Fenton to Lead Department of Pediatric Dentistry at UT Dental Branch

Sanford J. "Sandy" Fenton, D.D.S., has a vision for the Department of Pediatric Dentistry at The University of Texas Dental Branch at Houston that includes initiating an infant oral health program and expanding community outreach.

Sanford J. Fenton, D.D.S.

Sanford J. Fenton, D.D.S.

As the new chair of the department, Fenton wants to build on its strong foundation with ample resources and collaborative opportunities at The University of Texas Health Science Center at Houston and the Texas Medical Center.

"Dr. Fenton is a nationally known expert in pediatric dentistry and understands the unique challenges of caring for our youngest patients, who depend on their families for access to dental care," said Catherine M. Flaitz, D.D.S., dean and the William N. Finnegan III Professor in the Dental Sciences at the UT Dental Branch.
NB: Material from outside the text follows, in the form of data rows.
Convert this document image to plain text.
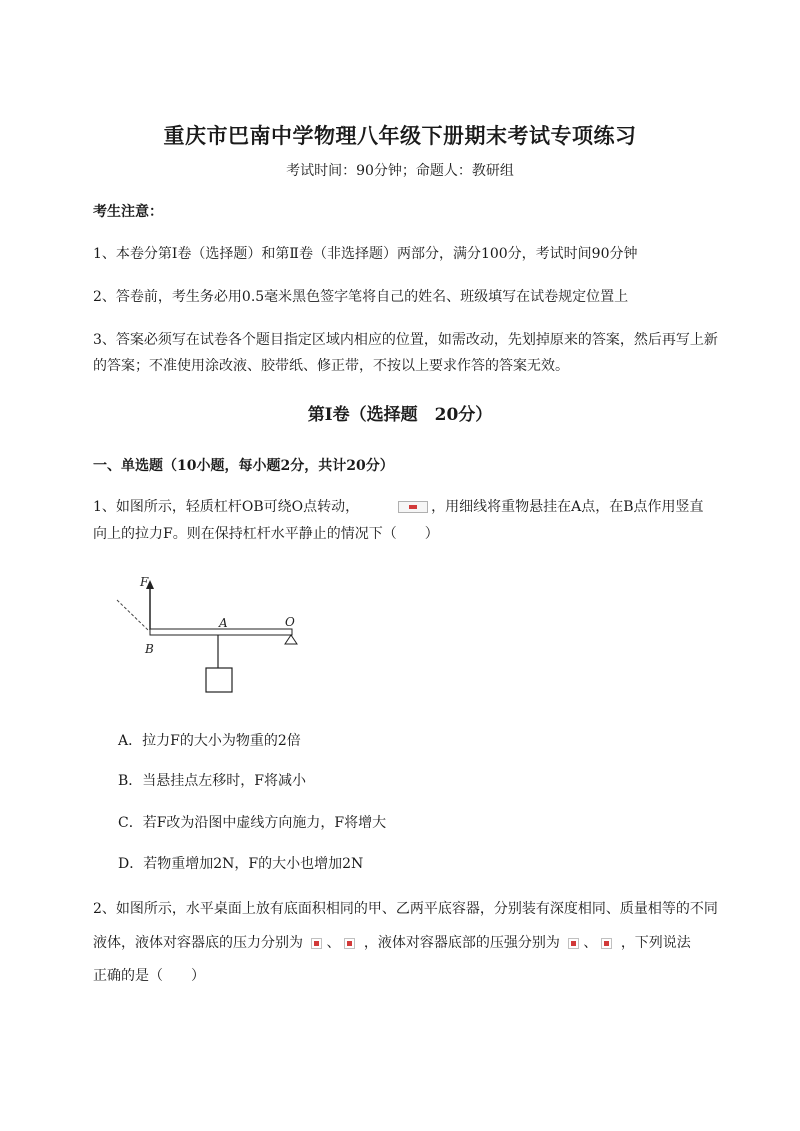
重庆市巴南中学物理八年级下册期末考试专项练习
考试时间：90分钟；命题人：教研组
考生注意：
1、本卷分第I卷（选择题）和第Ⅱ卷（非选择题）两部分，满分100分，考试时间90分钟
2、答卷前，考生务必用0.5毫米黑色签字笔将自己的姓名、班级填写在试卷规定位置上
3、答案必须写在试卷各个题目指定区域内相应的位置，如需改动，先划掉原来的答案，然后再写上新
的答案；不准使用涂改液、胶带纸、修正带，不按以上要求作答的答案无效。
第I卷（选择题　20分）
一、单选题（10小题，每小题2分，共计20分）
1、如图所示，轻质杠杆OB可绕O点转动，	，用细线将重物悬挂在A点，在B点作用竖直
向上的拉力F。则在保持杠杆水平静止的情况下（　　）
F
A	O
B
A．拉力F的大小为物重的2倍
B．当悬挂点左移时，F将减小
C．若F改为沿图中虚线方向施力，F将增大
D．若物重增加2N，F的大小也增加2N
2、如图所示，水平桌面上放有底面积相同的甲、乙两平底容器，分别装有深度相同、质量相等的不同
液体，液体对容器底的压力分别为 、 ，液体对容器底部的压强分别为 、 ，下列说法
正确的是（　　）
Fenton's strategic plan also includes a "dental home," a place where a family can go for all of their dental health needs: preventive care, comprehensive dental services and early dental health education. The goal is continuity of care, rapport between parents and health care providers, and education of parents and patients about prevention. "The ‘dental home' is a concept that goes beyond pediatric dental care. It seeks to address the whole child. We encourage parents to bring their child to their primary care physician for regular checkups and vaccinations. If help is needed locating a family doctor, we point them in the right direction," Fenton said.

Fenton received his dental degree from New York University College of Dentistry and earned a certificate and master's degree in pediatric dentistry from the University of Pittsburgh. Fenton was most recently a tenured professor and chair of the Department of Pediatric Dentistry and Community Oral Health at the University of Tennessee Health Science Center's College of Dentistry. He also serves as Global Clinical Advisor for Special Olympics International's Healthy Athletes Special Smiles Program.